Create a new RandomAccessFile and call the setLength method, specifying the desired file length. The underlying JRE implementation should use the most efficient method available in your environment.
The following program
import java.io.*;
class Test {
public static void main(String args[]) {
try {
RandomAccessFile f = new RandomAccessFile("t", "rw");
f.setLength(1024 * 1024 * 1024);
} catch (Exception e) {
System.err.println(e);
}
}
}
on a Linux machine will allocate the space using the ftruncate(2)

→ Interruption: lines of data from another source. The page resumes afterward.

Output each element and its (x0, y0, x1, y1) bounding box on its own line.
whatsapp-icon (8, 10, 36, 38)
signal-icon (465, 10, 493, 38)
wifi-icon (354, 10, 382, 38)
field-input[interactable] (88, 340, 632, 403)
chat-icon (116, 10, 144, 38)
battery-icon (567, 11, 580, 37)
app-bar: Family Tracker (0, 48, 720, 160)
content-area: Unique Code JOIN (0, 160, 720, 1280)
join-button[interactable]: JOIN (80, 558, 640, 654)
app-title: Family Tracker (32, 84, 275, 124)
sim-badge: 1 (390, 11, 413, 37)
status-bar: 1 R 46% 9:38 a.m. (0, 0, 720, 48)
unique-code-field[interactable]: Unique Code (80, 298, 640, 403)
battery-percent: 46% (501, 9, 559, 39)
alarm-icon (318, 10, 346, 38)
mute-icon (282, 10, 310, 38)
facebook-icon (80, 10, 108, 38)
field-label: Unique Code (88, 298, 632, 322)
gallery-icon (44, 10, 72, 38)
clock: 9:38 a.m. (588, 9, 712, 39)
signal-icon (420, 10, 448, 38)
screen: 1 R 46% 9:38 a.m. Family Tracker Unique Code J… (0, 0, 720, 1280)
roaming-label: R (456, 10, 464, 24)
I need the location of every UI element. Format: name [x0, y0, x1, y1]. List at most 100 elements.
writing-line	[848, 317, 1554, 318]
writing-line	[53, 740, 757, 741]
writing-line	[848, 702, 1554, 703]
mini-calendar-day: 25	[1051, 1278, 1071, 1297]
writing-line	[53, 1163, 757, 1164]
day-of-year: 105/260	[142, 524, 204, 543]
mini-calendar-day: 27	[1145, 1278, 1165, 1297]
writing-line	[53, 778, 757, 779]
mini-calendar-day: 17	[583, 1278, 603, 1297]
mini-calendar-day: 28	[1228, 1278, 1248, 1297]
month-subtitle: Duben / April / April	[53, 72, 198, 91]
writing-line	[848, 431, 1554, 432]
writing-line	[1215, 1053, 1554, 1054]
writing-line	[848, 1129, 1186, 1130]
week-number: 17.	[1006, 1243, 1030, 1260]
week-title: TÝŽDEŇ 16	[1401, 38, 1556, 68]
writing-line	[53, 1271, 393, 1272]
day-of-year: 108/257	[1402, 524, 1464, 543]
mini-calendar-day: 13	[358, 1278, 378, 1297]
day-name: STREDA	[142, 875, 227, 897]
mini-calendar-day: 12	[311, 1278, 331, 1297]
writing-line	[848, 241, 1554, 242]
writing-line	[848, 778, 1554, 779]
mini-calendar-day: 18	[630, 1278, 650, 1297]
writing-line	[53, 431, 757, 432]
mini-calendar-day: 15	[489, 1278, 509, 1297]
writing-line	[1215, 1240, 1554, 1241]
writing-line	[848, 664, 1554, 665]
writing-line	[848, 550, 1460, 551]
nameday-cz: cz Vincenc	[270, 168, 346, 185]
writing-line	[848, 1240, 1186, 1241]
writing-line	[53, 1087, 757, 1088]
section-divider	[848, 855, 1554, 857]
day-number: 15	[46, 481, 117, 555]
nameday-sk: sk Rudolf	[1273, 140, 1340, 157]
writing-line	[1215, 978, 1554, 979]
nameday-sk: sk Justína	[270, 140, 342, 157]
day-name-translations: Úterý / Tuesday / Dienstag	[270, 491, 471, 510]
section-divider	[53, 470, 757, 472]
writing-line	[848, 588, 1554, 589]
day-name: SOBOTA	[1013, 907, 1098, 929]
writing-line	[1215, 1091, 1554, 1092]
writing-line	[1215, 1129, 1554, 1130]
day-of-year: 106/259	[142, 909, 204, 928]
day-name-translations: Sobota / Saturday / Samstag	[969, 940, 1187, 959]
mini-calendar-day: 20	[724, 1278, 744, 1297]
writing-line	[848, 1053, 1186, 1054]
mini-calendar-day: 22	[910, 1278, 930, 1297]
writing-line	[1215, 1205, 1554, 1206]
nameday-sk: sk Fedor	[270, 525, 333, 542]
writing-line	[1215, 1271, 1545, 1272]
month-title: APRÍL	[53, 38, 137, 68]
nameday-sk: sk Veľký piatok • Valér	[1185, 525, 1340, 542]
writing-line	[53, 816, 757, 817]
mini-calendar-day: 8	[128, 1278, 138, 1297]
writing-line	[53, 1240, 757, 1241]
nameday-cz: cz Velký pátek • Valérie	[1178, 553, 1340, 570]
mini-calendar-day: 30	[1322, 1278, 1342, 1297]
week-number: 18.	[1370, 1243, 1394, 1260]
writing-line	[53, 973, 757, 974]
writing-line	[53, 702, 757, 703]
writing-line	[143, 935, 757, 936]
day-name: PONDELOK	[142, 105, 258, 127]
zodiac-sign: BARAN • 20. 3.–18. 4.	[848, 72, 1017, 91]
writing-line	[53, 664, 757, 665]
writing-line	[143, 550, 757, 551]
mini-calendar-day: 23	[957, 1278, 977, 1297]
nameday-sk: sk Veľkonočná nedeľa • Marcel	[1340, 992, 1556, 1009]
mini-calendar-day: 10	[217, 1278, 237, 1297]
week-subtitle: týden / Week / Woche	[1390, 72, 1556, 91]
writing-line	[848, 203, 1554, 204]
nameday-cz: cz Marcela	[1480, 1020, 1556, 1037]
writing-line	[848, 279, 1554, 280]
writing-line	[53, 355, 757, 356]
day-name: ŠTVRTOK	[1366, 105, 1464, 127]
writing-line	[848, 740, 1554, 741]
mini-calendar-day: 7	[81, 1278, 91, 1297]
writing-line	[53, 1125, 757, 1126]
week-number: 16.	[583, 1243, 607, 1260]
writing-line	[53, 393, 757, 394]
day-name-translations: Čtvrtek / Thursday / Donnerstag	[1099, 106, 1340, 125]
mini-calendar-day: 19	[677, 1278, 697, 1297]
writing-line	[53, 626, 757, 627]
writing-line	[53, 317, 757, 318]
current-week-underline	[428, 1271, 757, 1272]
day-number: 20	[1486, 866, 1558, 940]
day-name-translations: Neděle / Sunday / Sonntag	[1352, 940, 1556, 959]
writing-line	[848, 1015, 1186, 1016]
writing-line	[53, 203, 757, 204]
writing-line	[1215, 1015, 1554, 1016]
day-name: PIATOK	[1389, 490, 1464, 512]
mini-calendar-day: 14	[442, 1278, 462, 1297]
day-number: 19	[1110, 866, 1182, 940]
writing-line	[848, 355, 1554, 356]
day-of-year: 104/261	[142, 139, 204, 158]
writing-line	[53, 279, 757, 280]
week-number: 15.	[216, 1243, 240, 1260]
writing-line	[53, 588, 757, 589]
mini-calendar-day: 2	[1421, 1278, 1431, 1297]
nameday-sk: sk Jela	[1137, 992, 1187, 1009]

6070 open("t", O_RDWR|O_CREAT, 0666) = 4
6070 fstat(4, {st_mode=S_IFREG|0644, st_size=0, ...}) = 0
6070 lseek(4, 0, SEEK_CUR) = 0
6070 ftruncate(4, 1073741824) = 0
while on a Solaris machine it will use the the F_FREESP64 function of the fcntl(2) system call.
/2: open64("t", O_RDWR|O_CREAT, 0666) = 14
/2: fstat64(14, 0xFE4FF810) = 0
/2: llseek(14, 0, SEEK_CUR) = 0
/2: fcntl(14, F_FREESP64, 0xFE4FF998) = 0
In both cases this will result in the creation of a sparse file.